Mais M. Manhaes n'a pas passé les dernières semaines à porter des toasts à la nouvelle influence de sa nation sur les marchés mondiaux.

«Avec ma femme, je suis dans les rues de Rio, a-t-il expliqué à La Presse. On manifeste contre la mauvaise qualité des services publics et la collusion. Il y a beaucoup de problèmes au Brésil, malheureusement.»

Comme lui, 1 million de Brésiliens ont pris la rue au mois de juin, déclenchant le plus important mouvement de protestation des 20 dernières années dans le pays.

Mais la situation ne touche pas que le Brésil. En Turquie, à Hong Kong, au Chili, en Bulgarie, en Indonésie, les citoyens sont aussi descendus en masse dans les rues récemment, prenant souvent leur gouvernement par surprise.

Que se passe-t-il? Selon Moises Naim, associé à la Fondation Carnegie pour la paix internationale et auteur du livre The End of Power, la presque totalité de ces mouvements de protestation découle d'un phénomène qu'on n'a pas tendance à associer d'emblée aux troubles sociaux: le succès.

«Regardez les pays où les citoyens protestent, dit-il. Ce sont presque tous des pays qui ont connu de très fortes performances économiques au cours de la dernière décennie. Des pays qui ont été très efficaces à sortir les gens de la pauvreté, à faire croître leur classe moyenne, à fournir davantage d'éducation aux jeunes.»

Tout n'est pas parfait dans les pays concernés, loin de là. Mais pourquoi protester quand les choses bougent?

«Parce que le succès nourrit les attentes, répond M. Naim. Et les attentes de la population grandissent toujours beaucoup plus rapidement que la capacité des gouvernements à y répondre.»

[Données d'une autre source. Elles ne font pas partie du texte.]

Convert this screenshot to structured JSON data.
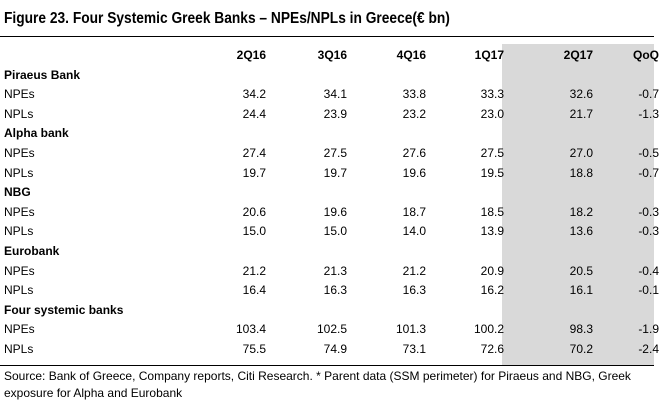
{
  "title": "Figure 23. Four Systemic Greek Banks – NPEs/NPLs in Greece(€ bn)",
  "columns": [
    "2Q16",
    "3Q16",
    "4Q16",
    "1Q17",
    "2Q17",
    "QoQ"
  ],
  "highlight_color": "#d9d9d9",
  "groups": [
    {
      "name": "Piraeus Bank",
      "rows": [
        {
          "label": "NPEs",
          "values": [
            "34.2",
            "34.1",
            "33.8",
            "33.3",
            "32.6",
            "-0.7"
          ]
        },
        {
          "label": "NPLs",
          "values": [
            "24.4",
            "23.9",
            "23.2",
            "23.0",
            "21.7",
            "-1.3"
          ]
        }
      ]
    },
    {
      "name": "Alpha bank",
      "rows": [
        {
          "label": "NPEs",
          "values": [
            "27.4",
            "27.5",
            "27.6",
            "27.5",
            "27.0",
            "-0.5"
          ]
        },
        {
          "label": "NPLs",
          "values": [
            "19.7",
            "19.7",
            "19.6",
            "19.5",
            "18.8",
            "-0.7"
          ]
        }
      ]
    },
    {
      "name": "NBG",
      "rows": [
        {
          "label": "NPEs",
          "values": [
            "20.6",
            "19.6",
            "18.7",
            "18.5",
            "18.2",
            "-0.3"
          ]
        },
        {
          "label": "NPLs",
          "values": [
            "15.0",
            "15.0",
            "14.0",
            "13.9",
            "13.6",
            "-0.3"
          ]
        }
      ]
    },
    {
      "name": "Eurobank",
      "rows": [
        {
          "label": "NPEs",
          "values": [
            "21.2",
            "21.3",
            "21.2",
            "20.9",
            "20.5",
            "-0.4"
          ]
        },
        {
          "label": "NPLs",
          "values": [
            "16.4",
            "16.3",
            "16.3",
            "16.2",
            "16.1",
            "-0.1"
          ]
        }
      ]
    },
    {
      "name": "Four systemic banks",
      "rows": [
        {
          "label": "NPEs",
          "values": [
            "103.4",
            "102.5",
            "101.3",
            "100.2",
            "98.3",
            "-1.9"
          ]
        },
        {
          "label": "NPLs",
          "values": [
            "75.5",
            "74.9",
            "73.1",
            "72.6",
            "70.2",
            "-2.4"
          ]
        }
      ]
    }
  ],
  "source": "Source: Bank of Greece, Company reports, Citi Research. * Parent data (SSM perimeter) for Piraeus and NBG, Greek exposure for Alpha and Eurobank"
}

Les soulèvements actuels sont donc très différents de ceux du Printemps arabe, qui avaient fait tomber des dictatures. Cette fois, note M. Naim, c'est surtout la classe moyenne de pays démocratiques qui monte au front. Pas nécessairement pour mettre fin à une impasse, mais pour réclamer davantage de possibilités.

Si les mouvements de protestation sont très efficaces à déstabiliser les gouvernements, M. Naim les juge cependant très mauvais à apporter des solutions et à gouverner eux-mêmes. Dans une analyse publiée dans The Guardian, le journaliste et auteur Seumas Milne note d'ailleurs qu'en l'absence de structure et de programme politique clair, les mouvements de protestation auxquels on assiste sont voués à n'être que des feux de paille ou, pire, à être détournés par d'autres groupes plus organisés.

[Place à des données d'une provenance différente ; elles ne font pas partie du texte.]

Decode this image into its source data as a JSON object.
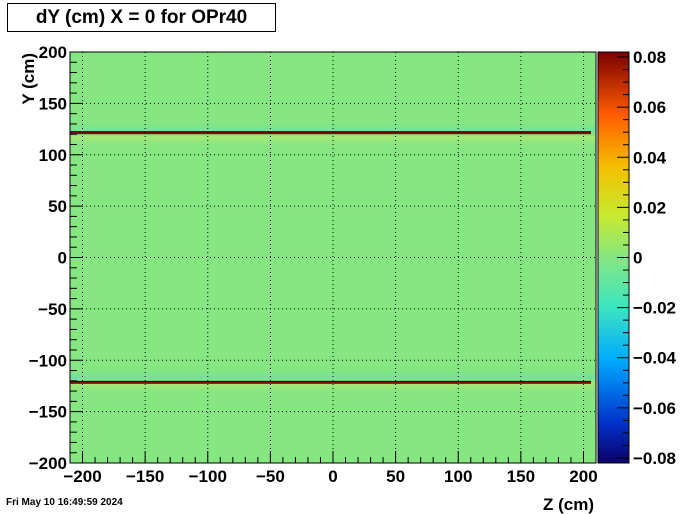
{
  "title": "dY (cm) X = 0 for OPr40",
  "timestamp": "Fri May 10 16:49:59 2024",
  "chart_data": {
    "type": "heatmap",
    "title": "dY (cm) X = 0 for OPr40",
    "xlabel": "Z (cm)",
    "ylabel": "Y (cm)",
    "xlim": [
      -210,
      210
    ],
    "ylim": [
      -200,
      200
    ],
    "x_ticks": [
      -200,
      -150,
      -100,
      -50,
      0,
      50,
      100,
      150,
      200
    ],
    "x_tick_labels": [
      "−200",
      "−150",
      "−100",
      "−50",
      "0",
      "50",
      "100",
      "150",
      "200"
    ],
    "y_ticks": [
      -200,
      -150,
      -100,
      -50,
      0,
      50,
      100,
      150,
      200
    ],
    "y_tick_labels": [
      "−200",
      "−150",
      "−100",
      "−50",
      "0",
      "50",
      "100",
      "150",
      "200"
    ],
    "grid": true,
    "background_value": 0.0,
    "bands": [
      {
        "y": 122,
        "value": -0.08
      },
      {
        "y": 121,
        "value": 0.08
      },
      {
        "y": -121,
        "value": -0.08
      },
      {
        "y": -122,
        "value": 0.08
      }
    ],
    "colorbar": {
      "zlim": [
        -0.082,
        0.082
      ],
      "ticks": [
        0.08,
        0.06,
        0.04,
        0.02,
        0,
        -0.02,
        -0.04,
        -0.06,
        -0.08
      ],
      "tick_labels": [
        "0.08",
        "0.06",
        "0.04",
        "0.02",
        "0",
        "−0.02",
        "−0.04",
        "−0.06",
        "−0.08"
      ]
    }
  }
}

«L'un des problèmes est que les partis politiques ont fait un travail atroce au cours des 20 dernières années pour attirer les jeunes et ceux qui veulent changer le monde, dit Moises Naim. Les activistes et idéalistes se retrouvent donc dans des organisations non gouvernementales et d'autres mouvements qui ne peuvent prendre le pouvoir.»

Que se passera-t-il dans les pays concernés? D'autres suivront-ils la vague?

«Personne n'avait anticipé le début de ces protestations et il est tout autant impossible de prédire comment et quand elles cesseront, dit M. Naim. Mais ce qui est clair, c'est que le climat politique des pays touchés a radicalement changé. Et que d'autres pays vont suivre - ça, j'en suis convaincu.»

Des étincelles qui déclenchent des incendies

Au Brésil, une hausse des tarifs d'autobus dans la ville de Porto Alegre a conduit aux plus grosses manifestations que le pays a connues en 20 ans. En Turquie, c'est le projet de raser un parc pour ériger un centre commercial qui a mis le feu aux poudres. En Bulgarie, la nomination d'un homme d'affaires controversé à un poste politique a déclenché la colère des citoyens... qui ne s'est jamais atténuée, même après l'annulation de la nomination.

«Tous ces évènements ont commencé petits, puis sont devenus très gros, très rapidement, note Moises Naim. Dans chaque pays, les problématiques sont hyper locales, mais il y a un effet de contagion. Les manifestants gagnent en énergie en voyant ce qui se passe ailleurs dans le monde.»

Les Québécois connaissent le phénomène. Qui avait prédit que la hausse des droits de scolarité par le gouvernement Charest provoquerait l'an dernier les plus importants soulèvements depuis la Révolution tranquille?